Парень рад случаю, а девица, если ей не по нраву парень, не рада, что попала к нему, но уж порядок такой – надо его выполнять с точностью.
Вечерки и балы одно и то же. На вечерке пляшут девушки необразованные, девушки рабочие, которые еще не состроили себе идеалов, потому что их умственное развитие сосредоточивается на тех же заводских людях, которых они или знают, или видят; цивилизованный класс устраивает балы, маскарады и проч., и дело все-таки кончается тем же, только в более изящном виде.

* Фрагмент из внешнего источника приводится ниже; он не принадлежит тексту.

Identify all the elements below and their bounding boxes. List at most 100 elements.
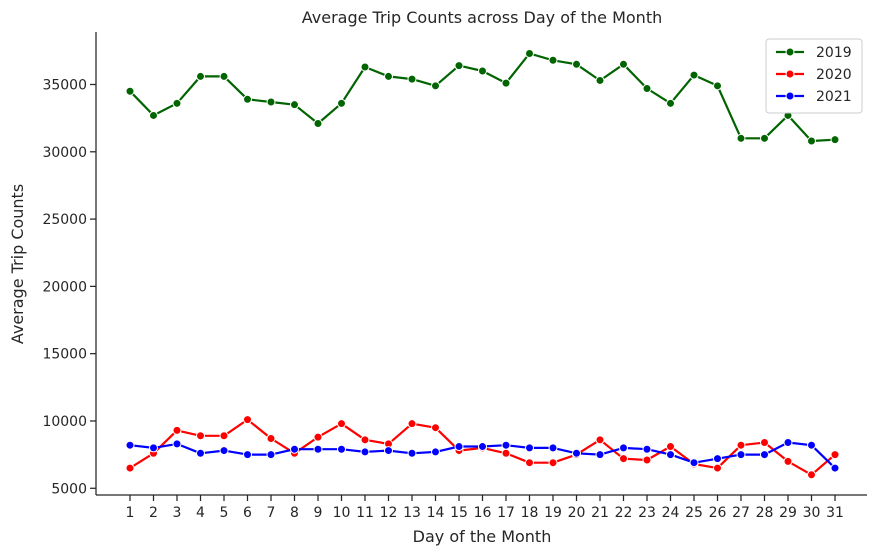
axes [95, 32, 867, 496]
x-tick-label: 31 [826, 505, 844, 521]
data-point [713, 454, 722, 464]
data-point [666, 450, 675, 460]
data-point [830, 463, 840, 473]
data-point [360, 447, 370, 457]
data-point [760, 450, 769, 460]
data-point [196, 431, 205, 441]
x-tick-label: 21 [591, 505, 609, 521]
data-point [548, 458, 558, 468]
data-point [454, 61, 464, 71]
data-point [384, 446, 393, 456]
data-point [619, 454, 628, 464]
x-tick-label: 24 [662, 505, 680, 521]
x-tick-label: 27 [732, 505, 750, 521]
data-point [337, 98, 346, 108]
data-point [172, 98, 182, 108]
data-point [407, 74, 417, 84]
data-point [760, 133, 769, 143]
data-point [807, 440, 816, 450]
data-point [736, 133, 746, 143]
data-point [736, 440, 746, 450]
data-point [736, 450, 746, 460]
x-tick-label: 22 [615, 505, 633, 521]
x-tick-label: 4 [196, 505, 205, 521]
x-tick-label: 1 [126, 505, 135, 521]
data-point [313, 119, 323, 129]
data-point [501, 448, 511, 458]
data-point [196, 448, 205, 458]
data-point [595, 75, 605, 85]
data-point [196, 71, 205, 81]
data-point [572, 448, 581, 458]
data-point [360, 435, 370, 445]
y-tick-label: 15000 [42, 347, 87, 363]
data-point [431, 81, 440, 91]
x-tick-label: 25 [685, 505, 703, 521]
x-tick-label: 26 [709, 505, 727, 521]
legend-label: 2021 [816, 89, 852, 105]
y-tick-label: 10000 [42, 414, 87, 430]
data-point [501, 440, 511, 450]
y-tick-label: 30000 [42, 145, 87, 161]
x-tick-label: 30 [803, 505, 821, 521]
data-point [125, 86, 135, 96]
data-point [572, 59, 581, 69]
y-tick-label: 20000 [42, 279, 87, 295]
data-point [830, 135, 840, 145]
legend-label: 2019 [816, 45, 852, 61]
data-point [219, 431, 229, 441]
data-point [290, 444, 299, 454]
data-point [337, 419, 346, 429]
x-tick-label: 10 [333, 505, 351, 521]
data-point [243, 94, 252, 104]
y-axis-title: Average Trip Counts [8, 184, 27, 344]
data-point [595, 450, 605, 460]
data-point [125, 463, 135, 473]
x-tick-label: 8 [290, 505, 299, 521]
legend-item: 2020 [776, 67, 852, 83]
data-point [478, 442, 487, 452]
x-tick-label: 23 [638, 505, 656, 521]
data-point [478, 66, 487, 76]
x-tick-label: 9 [314, 505, 323, 521]
data-point [407, 448, 417, 458]
data-point [689, 70, 699, 80]
x-tick-label: 28 [756, 505, 774, 521]
legend: 2019 2020 2021 [765, 38, 863, 114]
data-point [548, 55, 558, 65]
x-tick-label: 3 [173, 505, 182, 521]
data-point [666, 442, 675, 452]
data-point [454, 442, 464, 452]
data-point [172, 425, 182, 435]
series-layer [125, 49, 840, 480]
x-tick-label: 12 [380, 505, 398, 521]
data-point [548, 443, 558, 453]
x-tick-label: 17 [497, 505, 515, 521]
y-tick-label: 35000 [42, 77, 87, 93]
data-point [807, 136, 816, 146]
data-point [243, 415, 252, 425]
data-point [501, 78, 511, 88]
data-point [783, 438, 793, 448]
data-point [149, 110, 158, 120]
data-point [243, 450, 252, 460]
data-point [642, 455, 652, 465]
data-point [360, 62, 370, 72]
legend-item: 2019 [776, 45, 852, 61]
x-tick-label: 6 [243, 505, 252, 521]
x-tick-label: 5 [220, 505, 229, 521]
series-2021 [125, 438, 840, 473]
data-point [760, 438, 769, 448]
y-tick-label: 5000 [51, 481, 87, 497]
data-point [830, 450, 840, 460]
legend-marker [785, 47, 795, 57]
data-point [313, 432, 323, 442]
series-2019 [125, 49, 840, 146]
legend-item: 2021 [776, 89, 852, 105]
x-tick-label: 19 [544, 505, 562, 521]
data-point [290, 100, 299, 110]
data-point [689, 458, 699, 468]
legend-marker [785, 69, 795, 79]
legend-marker [785, 91, 795, 101]
data-point [595, 435, 605, 445]
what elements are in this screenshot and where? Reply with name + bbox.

После этих вечеринок заводская девушка начинает скучать более прежнего, начинает серьезно подумывать о том парне, который больше нравился ей на вечерке, и если она бывает на вечерках часто, то эти пляски и поцелуи доводят ее до привязанности к молодому человеку, о котором она думает и день и ночь. То же самое происходило и с Прасковьей Игнатьевной. Так как она была самая красивая девушка в своем порядке, то у нее много было поклонников, что очень не нравилось ее подругам, и они постоянно корили ее тем, что она своей намазанной рожей всех парней отбила от них. Но Прасковья Игнатьевна не чувствовала особенной привязанности ни к одному парню, так как она не знала, кто из них лучше и милее; к тому же она была девушка гордая, считала себя красивой, а в каждом парне находила многие недостатки. Так было до шестнадцатилетнего возраста, когда ее в Козьем Болоте все стали называть невестой. На шестнадцатом году ей понравился один парень Семен Горюнов. Она его видела в первый раз, поэтому-то, вероятно, он и заинтересовал ее. Парень этот был из фабричного порядка. Надумавшись раньше, что ее рано или поздно родители отдадут замуж, она, между прочим, составила себе такой идеал своей любви: жених должен быть моложе ее, красив, речист, умел бы ее ласкать, не ругался бы разными словами, а все бы сидел с ней да говорил ей хорошие речи. Главное, чтобы он не был пьяница и драчун. На вечерке Семен Горюнов явился действительно таким: это был румяный, высокий парень, одетый чисто. Вел он себя и прилично и с достоинством, при этом, как узнала тут же Прасковья Игнатьевна, он был сапожник и человек трезвый. Прошло четыре вечерки. Горюнов только с ней и пляшет, и она так привязалась к нему, что почти каждый праздник отпрашивалась у матери к обедне и проходила с ним несколько улиц, несмотря на остроты парней и насмешки девиц. Но выйти замуж за него не было суждено Прасковье Игнатьевне; Семен Горюнов после Пасхи женился на дочери штейгера…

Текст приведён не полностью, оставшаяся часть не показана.